APAILGMar 8, 2019

Stay Ahead of Poachers: Illegal Wildlife Poaching Prediction and Patrol Planning Under Uncertainty with Field Test Evaluations

arXiv:1903.06669v358 citations
Originality Incremental advance
AI Analysis

This work addresses resource constraints in wildlife protection for law enforcement agencies, with incremental improvements to an existing system.

The paper tackles illegal wildlife poaching by enhancing the PAWS machine learning pipeline to predict high-risk areas and plan patrols under data uncertainty, achieving a 30% average increase in snare detection in field tests across multiple national parks.

Illegal wildlife poaching threatens ecosystems and drives endangered species toward extinction.

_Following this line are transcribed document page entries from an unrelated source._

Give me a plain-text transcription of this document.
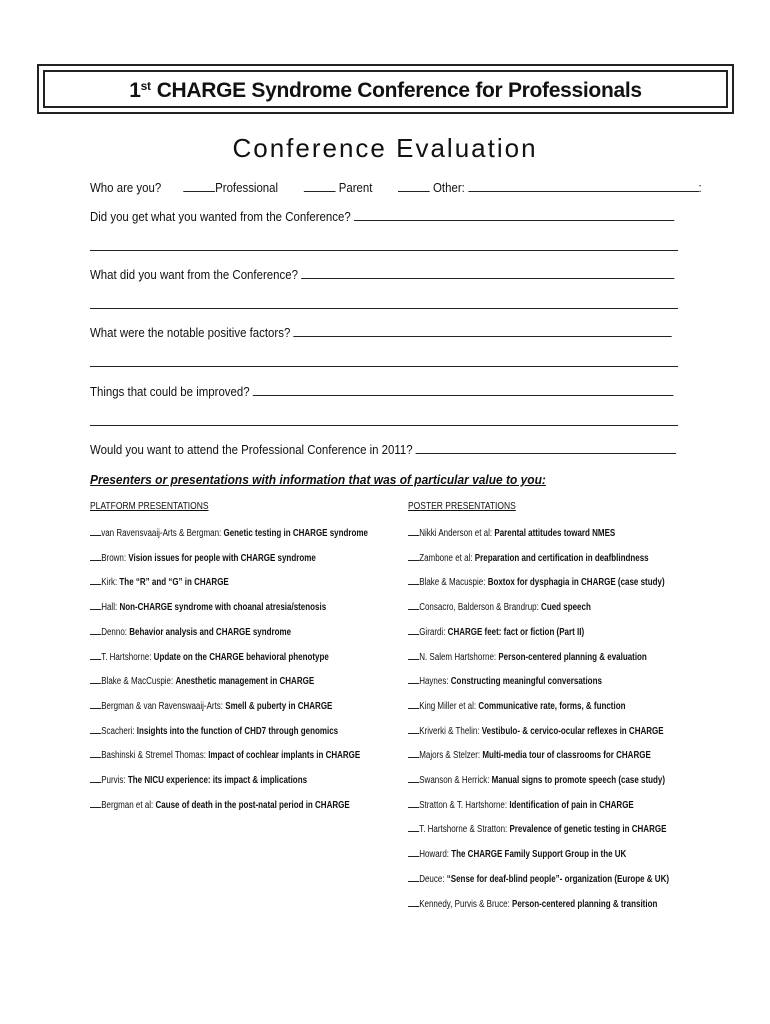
1st CHARGE Syndrome Conference for Professionals
Conference Evaluation
Who are you?	Professional	Parent	Other:	:
Did you get what you wanted from the Conference?
What did you want from the Conference?
What were the notable positive factors?
Things that could be improved?
Would you want to attend the Professional Conference in 2011?
Presenters or presentations with information that was of particular value to you:
PLATFORM PRESENTATIONS	POSTER PRESENTATIONS
van Ravensvaaij-Arts & Bergman: Genetic testing in CHARGE syndrome
Brown: Vision issues for people with CHARGE syndrome
Kirk: The “R” and “G” in CHARGE
Hall: Non-CHARGE syndrome with choanal atresia/stenosis
Denno: Behavior analysis and CHARGE syndrome
T. Hartshorne: Update on the CHARGE behavioral phenotype
Blake & MacCuspie: Anesthetic management in CHARGE
Bergman & van Ravenswaaij-Arts: Smell & puberty in CHARGE
Scacheri: Insights into the function of CHD7 through genomics
Bashinski & Stremel Thomas: Impact of cochlear implants in CHARGE
Purvis: The NICU experience: its impact & implications
Bergman et al: Cause of death in the post-natal period in CHARGE
Nikki Anderson et al: Parental attitudes toward NMES
Zambone et al: Preparation and certification in deafblindness
Blake & Macuspie: Boxtox for dysphagia in CHARGE (case study)
Consacro, Balderson & Brandrup: Cued speech
Girardi: CHARGE feet: fact or fiction (Part II)
N. Salem Hartshorne: Person-centered planning & evaluation
Haynes: Constructing meaningful conversations
King Miller et al: Communicative rate, forms, & function
Kriverki & Thelin: Vestibulo- & cervico-ocular reflexes in CHARGE
Majors & Stelzer: Multi-media tour of classrooms for CHARGE
Swanson & Herrick: Manual signs to promote speech (case study)
Stratton & T. Hartshorne: Identification of pain in CHARGE
T. Hartshorne & Stratton: Prevalence of genetic testing in CHARGE
Howard: The CHARGE Family Support Group in the UK
Deuce: “Sense for deaf-blind people”- organization (Europe & UK)
Kennedy, Purvis & Bruce: Person-centered planning & transition
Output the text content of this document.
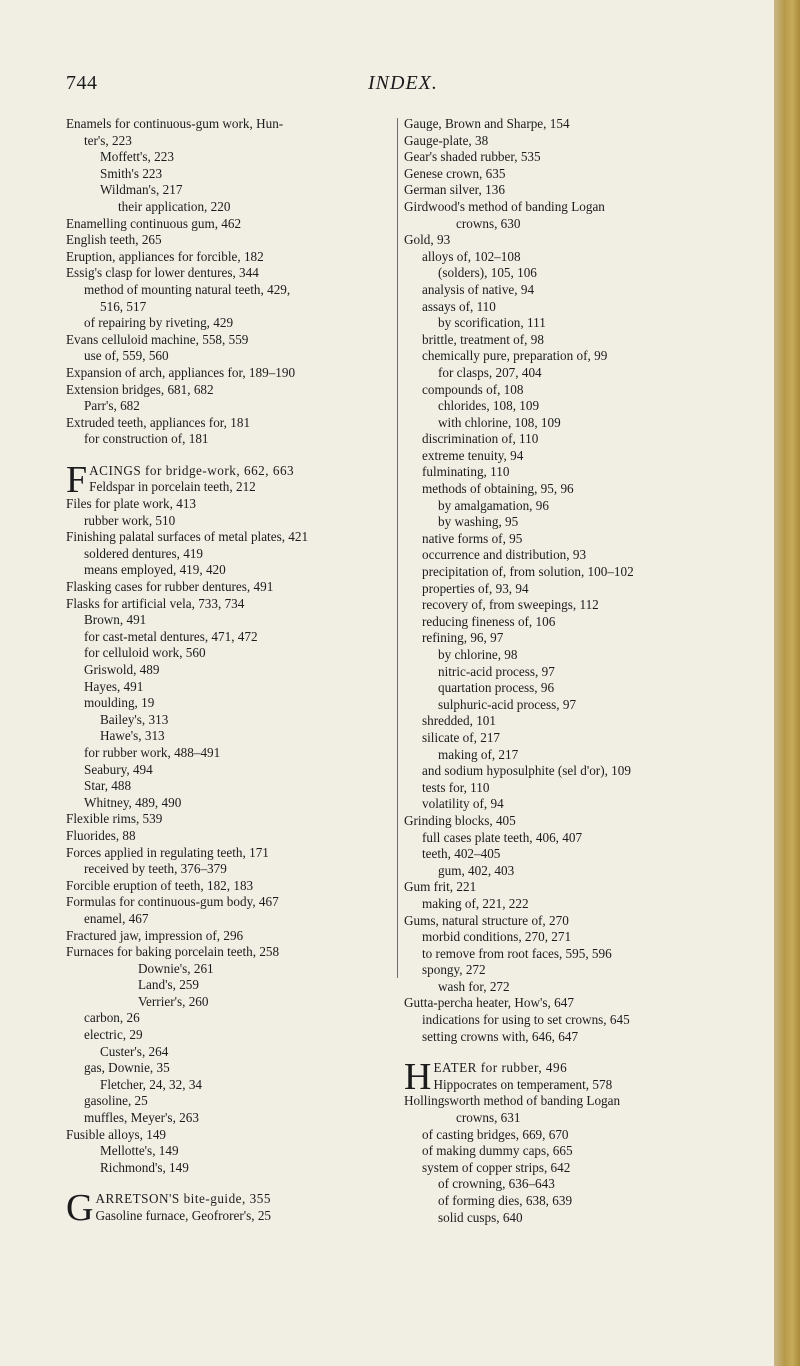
744	INDEX.
Enamels for continuous-gum work, Hun-
ter's, 223
Moffett's, 223
Smith's 223
Wildman's, 217
their application, 220
Enamelling continuous gum, 462
English teeth, 265
Eruption, appliances for forcible, 182
Essig's clasp for lower dentures, 344
method of mounting natural teeth, 429,
516, 517
of repairing by riveting, 429
Evans celluloid machine, 558, 559
use of, 559, 560
Expansion of arch, appliances for, 189–190
Extension bridges, 681, 682
Parr's, 682
Extruded teeth, appliances for, 181
for construction of, 181
FACINGS for bridge-work, 662, 663
Feldspar in porcelain teeth, 212
Files for plate work, 413
rubber work, 510
Finishing palatal surfaces of metal plates, 421
soldered dentures, 419
means employed, 419, 420
Flasking cases for rubber dentures, 491
Flasks for artificial vela, 733, 734
Brown, 491
for cast-metal dentures, 471, 472
for celluloid work, 560
Griswold, 489
Hayes, 491
moulding, 19
Bailey's, 313
Hawe's, 313
for rubber work, 488–491
Seabury, 494
Star, 488
Whitney, 489, 490
Flexible rims, 539
Fluorides, 88
Forces applied in regulating teeth, 171
received by teeth, 376–379
Forcible eruption of teeth, 182, 183
Formulas for continuous-gum body, 467
enamel, 467
Fractured jaw, impression of, 296
Furnaces for baking porcelain teeth, 258
Downie's, 261
Land's, 259
Verrier's, 260
carbon, 26
electric, 29
Custer's, 264
gas, Downie, 35
Fletcher, 24, 32, 34
gasoline, 25
muffles, Meyer's, 263
Fusible alloys, 149
Mellotte's, 149
Richmond's, 149
GARRETSON'S bite-guide, 355
Gasoline furnace, Geofrorer's, 25
Gauge, Brown and Sharpe, 154
Gauge-plate, 38
Gear's shaded rubber, 535
Genese crown, 635
German silver, 136
Girdwood's method of banding Logan
crowns, 630
Gold, 93
alloys of, 102–108
(solders), 105, 106
analysis of native, 94
assays of, 110
by scorification, 111
brittle, treatment of, 98
chemically pure, preparation of, 99
for clasps, 207, 404
compounds of, 108
chlorides, 108, 109
with chlorine, 108, 109
discrimination of, 110
extreme tenuity, 94
fulminating, 110
methods of obtaining, 95, 96
by amalgamation, 96
by washing, 95
native forms of, 95
occurrence and distribution, 93
precipitation of, from solution, 100–102
properties of, 93, 94
recovery of, from sweepings, 112
reducing fineness of, 106
refining, 96, 97
by chlorine, 98
nitric-acid process, 97
quartation process, 96
sulphuric-acid process, 97
shredded, 101
silicate of, 217
making of, 217
and sodium hyposulphite (sel d'or), 109
tests for, 110
volatility of, 94
Grinding blocks, 405
full cases plate teeth, 406, 407
teeth, 402–405
gum, 402, 403
Gum frit, 221
making of, 221, 222
Gums, natural structure of, 270
morbid conditions, 270, 271
to remove from root faces, 595, 596
spongy, 272
wash for, 272
Gutta-percha heater, How's, 647
indications for using to set crowns, 645
setting crowns with, 646, 647
HEATER for rubber, 496
Hippocrates on temperament, 578
Hollingsworth method of banding Logan
crowns, 631
of casting bridges, 669, 670
of making dummy caps, 665
system of copper strips, 642
of crowning, 636–643
of forming dies, 638, 639
solid cusps, 640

However, efforts for wildlife protection are constrained by the limited resources of law enforcement agencies. To help combat poaching, the Protection Assistant for Wildlife Security (PAWS) is a machine learning pipeline that has been developed as a data-driven approach to identify areas at high risk of poaching throughout protected areas and compute optimal patrol routes. In this paper, we take an end-to-end approach to the data-to-deployment pipeline for anti-poaching. In doing so, we address challenges including extreme class imbalance (up to 1:200), bias, and uncertainty in wildlife poaching data to enhance PAWS, and we apply our methodology to three national parks with diverse characteristics. (i) We use Gaussian processes to quantify predictive uncertainty, which we exploit to improve robustness of our prescribed patrols and increase detection of snares by an average of 30%. We evaluate our approach on real-world historical poaching data from Murchison Falls and Queen Elizabeth National Parks in Uganda and, for the first time, Srepok Wildlife Sanctuary in Cambodia. (ii) We present the results of large-scale field tests conducted in Murchison Falls and Srepok Wildlife Sanctuary which confirm that the predictive power of PAWS extends promisingly to multiple parks. This paper is part of an effort to expand PAWS to 800 parks around the world through integration with SMART conservation software.